To address these issues, we have invited James E. Fleming to discuss his timely and important new book, Constructing Basic Liberties: A Defense of Substantive Due Process (University of Chicago Press, 2022). Professor Fleming will argue—in terms of Bob Dylan’s prophetic “A Hard Rain’s A-Gonna Fall”—that in Dobbs we can hear “the roar of a wave that could drown the whole world” of personal autonomy and bodily integrity that should be protected through the doctrine of substantive due process. These basic liberties, he argues in his book, are necessary to extend ordered liberty and the status of equal membership in our political community to all.

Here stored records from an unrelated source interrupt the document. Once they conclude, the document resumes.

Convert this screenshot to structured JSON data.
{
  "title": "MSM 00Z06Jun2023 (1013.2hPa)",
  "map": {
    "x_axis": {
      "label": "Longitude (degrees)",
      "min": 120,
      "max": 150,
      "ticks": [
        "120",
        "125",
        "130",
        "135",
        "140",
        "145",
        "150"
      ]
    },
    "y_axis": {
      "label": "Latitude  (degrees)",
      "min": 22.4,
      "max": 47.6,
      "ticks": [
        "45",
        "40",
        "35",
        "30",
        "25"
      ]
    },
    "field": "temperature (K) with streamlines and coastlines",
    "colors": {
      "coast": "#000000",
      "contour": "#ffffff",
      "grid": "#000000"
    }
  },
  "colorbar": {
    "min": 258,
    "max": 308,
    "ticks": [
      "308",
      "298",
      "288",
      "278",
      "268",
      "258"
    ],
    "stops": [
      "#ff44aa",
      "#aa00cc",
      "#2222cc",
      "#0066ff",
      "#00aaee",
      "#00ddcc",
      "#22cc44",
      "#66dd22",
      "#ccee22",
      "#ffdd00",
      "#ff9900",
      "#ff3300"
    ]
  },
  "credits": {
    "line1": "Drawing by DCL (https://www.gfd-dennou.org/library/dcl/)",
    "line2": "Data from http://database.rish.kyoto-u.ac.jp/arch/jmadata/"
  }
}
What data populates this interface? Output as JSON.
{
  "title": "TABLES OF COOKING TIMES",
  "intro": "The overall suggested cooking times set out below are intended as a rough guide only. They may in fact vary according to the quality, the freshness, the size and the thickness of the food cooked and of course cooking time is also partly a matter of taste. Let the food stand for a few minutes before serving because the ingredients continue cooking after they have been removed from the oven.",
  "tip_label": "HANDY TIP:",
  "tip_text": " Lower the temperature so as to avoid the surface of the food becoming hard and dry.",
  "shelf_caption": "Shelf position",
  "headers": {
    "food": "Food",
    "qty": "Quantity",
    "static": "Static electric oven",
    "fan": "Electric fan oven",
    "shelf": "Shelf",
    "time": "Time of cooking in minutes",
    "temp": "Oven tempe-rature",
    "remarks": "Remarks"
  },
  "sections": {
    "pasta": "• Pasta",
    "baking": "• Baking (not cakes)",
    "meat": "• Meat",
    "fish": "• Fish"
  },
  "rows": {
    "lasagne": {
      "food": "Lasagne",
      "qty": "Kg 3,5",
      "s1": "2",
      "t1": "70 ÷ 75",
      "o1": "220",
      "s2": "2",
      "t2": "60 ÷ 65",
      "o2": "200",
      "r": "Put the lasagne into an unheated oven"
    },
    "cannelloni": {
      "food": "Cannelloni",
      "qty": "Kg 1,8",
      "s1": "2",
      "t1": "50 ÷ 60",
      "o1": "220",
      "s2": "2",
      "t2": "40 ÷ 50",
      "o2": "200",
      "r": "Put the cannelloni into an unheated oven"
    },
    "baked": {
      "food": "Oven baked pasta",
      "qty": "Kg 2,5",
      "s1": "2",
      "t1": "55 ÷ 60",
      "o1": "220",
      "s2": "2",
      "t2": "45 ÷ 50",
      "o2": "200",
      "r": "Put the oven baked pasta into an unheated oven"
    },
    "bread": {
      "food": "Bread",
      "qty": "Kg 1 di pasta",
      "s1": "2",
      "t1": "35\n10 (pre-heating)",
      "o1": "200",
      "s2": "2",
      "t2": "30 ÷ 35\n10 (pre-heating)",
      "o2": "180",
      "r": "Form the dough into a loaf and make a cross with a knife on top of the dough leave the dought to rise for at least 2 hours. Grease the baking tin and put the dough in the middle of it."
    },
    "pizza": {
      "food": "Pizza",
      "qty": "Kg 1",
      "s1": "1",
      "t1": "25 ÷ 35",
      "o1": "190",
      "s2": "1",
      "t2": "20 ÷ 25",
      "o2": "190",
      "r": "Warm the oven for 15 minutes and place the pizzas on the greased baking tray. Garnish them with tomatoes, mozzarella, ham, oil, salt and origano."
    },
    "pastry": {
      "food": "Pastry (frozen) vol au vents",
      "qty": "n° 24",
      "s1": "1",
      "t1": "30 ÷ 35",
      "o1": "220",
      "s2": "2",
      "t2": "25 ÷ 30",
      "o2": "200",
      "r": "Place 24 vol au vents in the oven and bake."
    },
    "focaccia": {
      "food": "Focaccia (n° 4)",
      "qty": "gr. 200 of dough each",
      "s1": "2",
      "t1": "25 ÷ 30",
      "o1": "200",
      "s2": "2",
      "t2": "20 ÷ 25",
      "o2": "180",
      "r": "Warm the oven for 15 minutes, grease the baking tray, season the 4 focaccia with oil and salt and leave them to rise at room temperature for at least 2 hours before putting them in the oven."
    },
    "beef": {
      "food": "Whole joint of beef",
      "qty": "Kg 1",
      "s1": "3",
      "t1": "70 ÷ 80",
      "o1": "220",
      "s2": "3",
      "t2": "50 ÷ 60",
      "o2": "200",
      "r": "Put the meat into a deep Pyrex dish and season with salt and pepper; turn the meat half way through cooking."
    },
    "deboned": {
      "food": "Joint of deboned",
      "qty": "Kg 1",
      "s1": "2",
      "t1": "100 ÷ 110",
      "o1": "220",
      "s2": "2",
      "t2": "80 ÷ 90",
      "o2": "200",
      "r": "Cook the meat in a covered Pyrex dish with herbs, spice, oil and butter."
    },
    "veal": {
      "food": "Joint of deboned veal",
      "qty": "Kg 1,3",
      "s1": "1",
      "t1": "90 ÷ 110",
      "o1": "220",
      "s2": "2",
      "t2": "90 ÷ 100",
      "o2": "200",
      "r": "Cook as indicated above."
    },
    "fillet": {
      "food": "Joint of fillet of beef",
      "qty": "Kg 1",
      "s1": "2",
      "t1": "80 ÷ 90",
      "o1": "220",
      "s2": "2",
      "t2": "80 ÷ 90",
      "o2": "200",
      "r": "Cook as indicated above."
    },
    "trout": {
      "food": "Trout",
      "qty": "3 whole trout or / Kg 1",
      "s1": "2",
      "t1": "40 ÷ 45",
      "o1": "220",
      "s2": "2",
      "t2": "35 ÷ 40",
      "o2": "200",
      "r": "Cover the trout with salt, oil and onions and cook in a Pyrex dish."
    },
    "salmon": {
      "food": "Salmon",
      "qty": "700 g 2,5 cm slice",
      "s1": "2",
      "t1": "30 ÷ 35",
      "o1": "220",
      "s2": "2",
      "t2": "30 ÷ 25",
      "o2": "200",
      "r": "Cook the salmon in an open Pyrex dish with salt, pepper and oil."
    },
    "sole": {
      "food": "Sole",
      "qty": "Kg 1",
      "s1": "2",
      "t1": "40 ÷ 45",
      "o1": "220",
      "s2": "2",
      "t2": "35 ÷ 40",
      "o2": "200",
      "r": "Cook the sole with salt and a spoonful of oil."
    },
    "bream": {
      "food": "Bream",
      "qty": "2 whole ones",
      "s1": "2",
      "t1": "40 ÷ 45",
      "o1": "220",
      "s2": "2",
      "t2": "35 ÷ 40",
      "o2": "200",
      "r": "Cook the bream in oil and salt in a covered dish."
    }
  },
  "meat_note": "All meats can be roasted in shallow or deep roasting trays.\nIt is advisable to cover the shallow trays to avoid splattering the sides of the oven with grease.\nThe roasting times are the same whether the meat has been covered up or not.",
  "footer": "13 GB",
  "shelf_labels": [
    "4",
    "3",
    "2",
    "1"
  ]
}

James E. Fleming is The Honorable Paul J. Liacos Professor of Law at Boston University School of Law. His many books include Constructing Basic Liberties: A Defense of Substantive Due Process (University of Chicago Press, 2022); Fidelity to Our Imperfect Constitution: For Moral Readings and Against Originalisms (Oxford University Press, 2015); Ordered Liberty: Rights, Responsibilities, and Virtues (Harvard University Press, 2013) (with Linda C. McClain); Constitutional Interpretation: The Basic Questions (Oxford University Press, 2007) (with Sotirios A. Barber); and Securing Constitutional Democracy: The Case of Autonomy (University of Chicago Press, 2006). After earning his A.B. at University of Missouri (Political Science), he received a Ph.D. in Politics from Princeton University and a J.D. from Harvard Law School. He has held faculty research fellowships at Princeton University’s Program in Law and Public Affairs and Harvard University’s Edmond & Lily Safra Center for Ethics. He is the former Editor of Nomos, the annual book of the American Society for Political and Legal Philosophy, and the past President of the Society.